Dec 30, 2010
Study finds antiviral resistance in US pandemic 2009 H1N1 cases rare
Researchers from the US Centers for Disease Control and Prevention (CDC) and state health departments found that 37 (0.5%) of 6,740 pandemic 2009 H1N1 isolates submitted to US surveillance systems were oseltamivir (Tamiflu) resistant, according to a study published yesterday in Emerging Infectious Diseases. Most patients infected with these resistant strains were hospitalized (81%), 76% were severely immunocompromised, and 89% had received oseltamivir; however, 4 patients (11%) had no oseltamivir exposure and were not epidemiologically linked. The authors conclude, "Thus, evidence for community transmission of oseltamivir-resistant pandemic (H1N1) 2009 viruses was rare."
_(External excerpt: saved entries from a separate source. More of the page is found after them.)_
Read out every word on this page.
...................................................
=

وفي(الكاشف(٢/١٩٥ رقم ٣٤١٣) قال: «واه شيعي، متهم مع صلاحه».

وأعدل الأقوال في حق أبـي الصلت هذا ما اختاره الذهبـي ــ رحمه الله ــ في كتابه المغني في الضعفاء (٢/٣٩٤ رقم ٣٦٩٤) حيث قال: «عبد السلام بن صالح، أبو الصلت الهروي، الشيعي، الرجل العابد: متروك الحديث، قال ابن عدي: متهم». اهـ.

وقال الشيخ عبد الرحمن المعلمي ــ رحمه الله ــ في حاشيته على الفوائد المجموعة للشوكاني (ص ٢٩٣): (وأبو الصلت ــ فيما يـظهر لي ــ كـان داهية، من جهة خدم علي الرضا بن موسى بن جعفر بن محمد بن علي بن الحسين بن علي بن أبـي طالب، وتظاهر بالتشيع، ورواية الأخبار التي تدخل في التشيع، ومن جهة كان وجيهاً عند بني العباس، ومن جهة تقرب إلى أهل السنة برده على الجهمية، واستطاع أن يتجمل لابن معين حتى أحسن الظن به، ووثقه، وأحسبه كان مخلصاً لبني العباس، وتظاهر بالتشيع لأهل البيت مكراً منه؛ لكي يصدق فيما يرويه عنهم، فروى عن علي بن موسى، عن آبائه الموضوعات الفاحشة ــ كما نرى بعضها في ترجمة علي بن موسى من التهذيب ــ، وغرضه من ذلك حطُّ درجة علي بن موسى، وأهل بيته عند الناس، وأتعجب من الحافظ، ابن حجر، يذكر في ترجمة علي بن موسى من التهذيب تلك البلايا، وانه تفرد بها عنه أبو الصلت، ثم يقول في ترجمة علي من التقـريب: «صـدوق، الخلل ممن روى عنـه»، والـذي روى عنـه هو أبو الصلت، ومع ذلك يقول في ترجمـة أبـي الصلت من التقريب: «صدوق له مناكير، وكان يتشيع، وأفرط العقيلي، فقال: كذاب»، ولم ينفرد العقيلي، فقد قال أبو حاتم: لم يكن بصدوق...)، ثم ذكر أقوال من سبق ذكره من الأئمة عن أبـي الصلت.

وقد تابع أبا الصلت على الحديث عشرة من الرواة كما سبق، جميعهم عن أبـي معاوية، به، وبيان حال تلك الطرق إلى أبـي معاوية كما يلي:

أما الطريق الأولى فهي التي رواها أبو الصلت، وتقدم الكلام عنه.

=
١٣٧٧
Dec 29 Emerg Infect Dis study
WHO confirms 2 human H5N1 cases in Egypt
The World Health Organization (WHO) yesterday confirmed two cases of H5N1: in a 28-year-old woman from the Damanhour district of El Beheira governorate, and in an 11-year-old girl from Esna district of Luxor governorate. The 28-year-old woman became ill in mid December but has recovered. Her history included exposure in a live bird market. Media reports earlier this month reported on a 25-year-old woman infected with H5N1, which was presumably the case that the WHO confirmed today. The 11-year-old girl developed symptoms Dec 18 and was hospitalized the next day and required mechanical ventilation. She died on Dec 23. Her case was reported in the Egyptian several days ago. Of the 115 H5N1 cases confirmed to date in Egypt, 38 have been fatal. The global WHO-confirmed count now stands at 512 H5N1 cases and 304 deaths.
Dec 29 WHO update
Dec 17 CIDRAP News Scan on case in 25-year-old
Dec 28 CIDRAP News Scan on case in 11-year-old
H5N1 suspected in South Korean poultry
Suspected H5N1 avian flu has been reported on two poultry farms in South Korea. Hundreds of birds have died and thousands have been slaughtered, including at a chicken farm in Iksan, North Jeolla province, that is very near the country's largest chicken factory, and at a duck farm in Cheonan, South Chungcheong province. Quarantines are expected if H5N1 is confirmed; testing should be complete very shortly. South Korea declared itself free of H5N1 in late 2008 but has seen three confirmed cases in wild birds just this month. The country is simultaneously struggling with a major outbreak of foot-and-mouth disease in livestock.
Dec 30 Xinhua News article
Illinois company recalls sprouts linked to outbreak
All package sizes of Alfalfa Sprouts and Spicy Sprouts distributed by Tiny Greens Organic Farm Food Co. of Urbana, Ill., from Nov 1 through Dec 21 have been recalled, the Food and Drug Administration (FDA) announced in a press release yesterday. The company made the recall voluntarily as the exact source of contamination causing salmonellosis across the country is sought. The recall includes lot codes 348, 350, and 354 or having "sell by" dates of 12/29/10, 12/31/10, or 1/04/11. Also included are any products containing sprouts with lot numbers 305 to 348 or "sell by" dates from 12/16/10 through 12/29/10.